Fox Home Video scare up both the theatrical and unrated cuts of House at the End of the Street for this Blu-ray release, presented in a eco-friendly two-disc case with a sharp matte slipcover adorning the outside. The difference between the two, however, is marginal: 1:40:45 for the theatrical cut, and 1:41:46 for the unrated. Both appear on Disc One, while Disc Two is a DVD/Digital Copy presentation.
Video and Audio:
Mark Tonderai hooks up with Pontypool cinematographer Miroslaw Baszak for a intentionally thick, tonally obvious visual tempo for House at the End of the Street, and Fox's steady track record of dutiful high-definition representations persists in the 2.35:1-framed 1080p treatment. Harshness is intended here: thick grain emphasizes the coarse intended attitude layered over Elissa's movement through houses and in the woods, adding an intriguing dimension to the warmth of daylight orange-yellows and the cool, deep blues and greens as the sun goes down. Contrast becomes an important factor there, of course, which the Blu-ray navigates with mostly-successful responsiveness; a few green-tinged and wishy-washy moments only mildly hamper the overall presence of darker scenes in the woods and on lonely streets. Fine details in garments and grimy textures are present but infrequent, but that doesn't really matter in the constantly-moving camerawork. Certainly not a demo disc, but it's a success.

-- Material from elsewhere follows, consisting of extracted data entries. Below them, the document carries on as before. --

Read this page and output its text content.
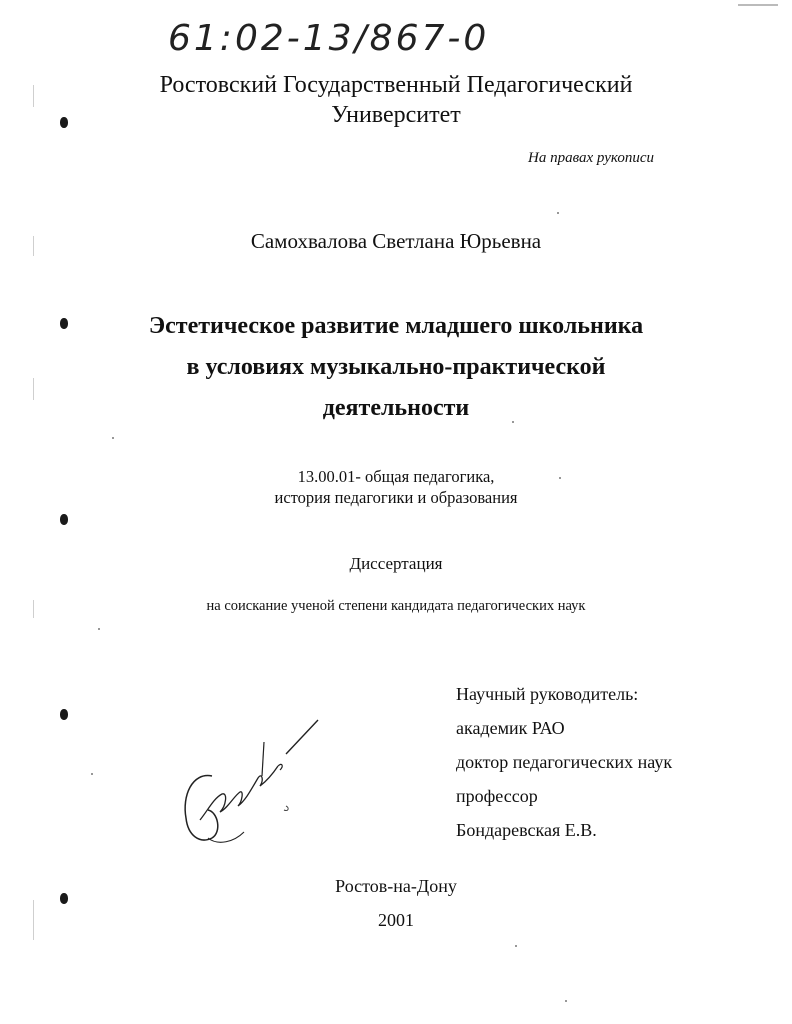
61:02-13/867-0
Ростовский Государственный Педагогический
Университет
На правах рукописи
Самохвалова Светлана Юрьевна
Эстетическое развитие младшего школьника
в условиях музыкально-практической
деятельности
13.00.01- общая педагогика,
история педагогики и образования
Диссертация
на соискание ученой степени кандидата педагогических наук
Научный руководитель:
академик РАО
доктор педагогических наук
профессор
Бондаревская Е.В.
Ростов-на-Дону
2001
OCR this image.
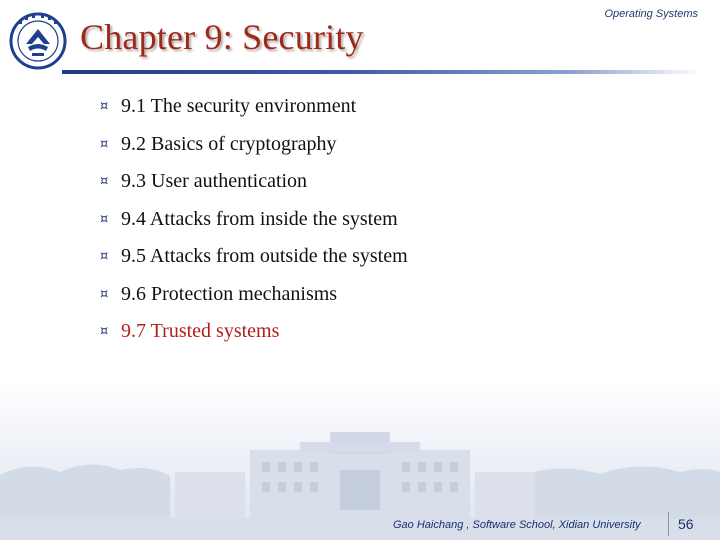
Chapter 9: Security
Operating Systems
¤ 9.1 The security environment
¤ 9.2 Basics of cryptography
¤ 9.3 User authentication
¤ 9.4 Attacks from inside the system
¤ 9.5 Attacks from outside the system
¤ 9.6 Protection mechanisms
¤ 9.7 Trusted systems
Gao Haichang , Software School, Xidian University	56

The 5-channel Master Audio track runs parallel to the visual quality, where the design underscores token knee-jerk thriller elements and intense dialogue for its more prominent success. The sounds of car doors shutting, the strumming of Lawrence's guitar, the pouring of rain and the rumble that accompanies "a struggle" spice up the picture with mundane but satisfying aggressiveness, occasionally falling flat and sounding thin. The shifts from hushed and loud dialogue, and how they interact with the twitchy ambience and fluctuation in score, is the arena where the audio treatment finds its strongest qualities: Things like the over-the-top musical jolt that happens when the light turns on in the neighboring house for the first time tests the clarity and punch of the track, which it does among well-handled stillness. It's a forgettable treatment, really, much like the movie itself, but it shoulders the design across the finish line with enough energy.

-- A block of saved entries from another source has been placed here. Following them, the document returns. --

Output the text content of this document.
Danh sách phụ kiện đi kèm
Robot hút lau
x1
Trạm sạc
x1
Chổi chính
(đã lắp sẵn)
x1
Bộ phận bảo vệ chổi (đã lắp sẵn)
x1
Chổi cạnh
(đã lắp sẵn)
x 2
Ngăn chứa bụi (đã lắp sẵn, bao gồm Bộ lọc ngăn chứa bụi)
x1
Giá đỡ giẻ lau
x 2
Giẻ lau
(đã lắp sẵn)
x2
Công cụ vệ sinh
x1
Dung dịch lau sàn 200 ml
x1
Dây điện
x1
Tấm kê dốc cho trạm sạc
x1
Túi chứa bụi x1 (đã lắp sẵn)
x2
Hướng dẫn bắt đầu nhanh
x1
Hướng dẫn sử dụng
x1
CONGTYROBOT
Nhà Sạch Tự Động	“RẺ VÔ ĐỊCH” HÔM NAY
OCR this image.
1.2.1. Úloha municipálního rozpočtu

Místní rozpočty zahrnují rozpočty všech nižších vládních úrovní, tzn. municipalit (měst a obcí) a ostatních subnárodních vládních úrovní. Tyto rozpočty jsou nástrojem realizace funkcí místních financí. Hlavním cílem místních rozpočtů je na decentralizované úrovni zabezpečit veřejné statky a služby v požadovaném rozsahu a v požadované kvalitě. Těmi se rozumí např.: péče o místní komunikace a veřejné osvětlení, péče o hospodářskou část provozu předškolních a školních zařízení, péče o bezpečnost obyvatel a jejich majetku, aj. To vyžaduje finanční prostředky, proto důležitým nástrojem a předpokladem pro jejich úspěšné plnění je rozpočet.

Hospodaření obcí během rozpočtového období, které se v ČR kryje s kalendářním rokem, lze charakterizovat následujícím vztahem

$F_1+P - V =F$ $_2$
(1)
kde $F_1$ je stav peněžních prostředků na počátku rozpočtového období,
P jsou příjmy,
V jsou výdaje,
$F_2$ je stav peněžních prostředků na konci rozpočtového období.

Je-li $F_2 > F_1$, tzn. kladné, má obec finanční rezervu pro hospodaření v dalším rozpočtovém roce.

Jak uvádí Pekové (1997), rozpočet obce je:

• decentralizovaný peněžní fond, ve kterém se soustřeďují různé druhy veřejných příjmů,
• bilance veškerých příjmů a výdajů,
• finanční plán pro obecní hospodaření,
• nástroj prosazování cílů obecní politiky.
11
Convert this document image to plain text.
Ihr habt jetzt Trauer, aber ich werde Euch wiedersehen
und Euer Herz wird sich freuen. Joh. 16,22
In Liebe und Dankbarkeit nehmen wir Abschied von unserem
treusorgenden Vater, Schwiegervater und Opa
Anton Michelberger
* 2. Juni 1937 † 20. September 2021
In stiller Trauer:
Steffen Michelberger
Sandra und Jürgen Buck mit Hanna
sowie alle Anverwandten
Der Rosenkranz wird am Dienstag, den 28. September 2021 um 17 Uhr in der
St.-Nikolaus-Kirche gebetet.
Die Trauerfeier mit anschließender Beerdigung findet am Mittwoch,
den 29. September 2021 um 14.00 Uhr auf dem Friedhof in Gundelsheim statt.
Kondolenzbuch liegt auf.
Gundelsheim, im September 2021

Outside of a Theatrical Trailer (2:28, HD), the only supplement made available for House at the End of the Street is a press-kit assembly feature entitled Journey Into Terror (9:59, HD) that features interviews and clips from the film for a quick making-of experience. Despite its briefness, the featurette concisely emphasizes Jennifer Lawrence's magnetism to the project, Mark Tonderai's perspective, the story's Hitchcockian origin and the components of grief and restrained horror in the picture.
You've seen the bits-'n-pieces comprising House at the End of the Street in several other, better horror films, pieced together into a watered-down PG-13 horror-suspense replica about the weight of grief and leaps of faith in trusting troubled outcasts. While there's a dash of moral complexity there that I could admire, Mark Tonderai's effort lacks tension, ingenuity, and the ability to properly utilize a talent such as Jennifer Lawrence in its stead -- to which she fruitlessly elevates the central role she plays with her inbuilt persona. The scares are unfortunately dulled, and the revelations waiting on the other side of the cutain-pull are both familiar and oddly ineffective for being as thematically forceful as they are. The chance to see Lawrence navigate the genre might incline some to give this a one-time spin, and the Blu-ray provides a great way of doing so, but even her performance doesn't offer enough to justify the time spent here. Skip It.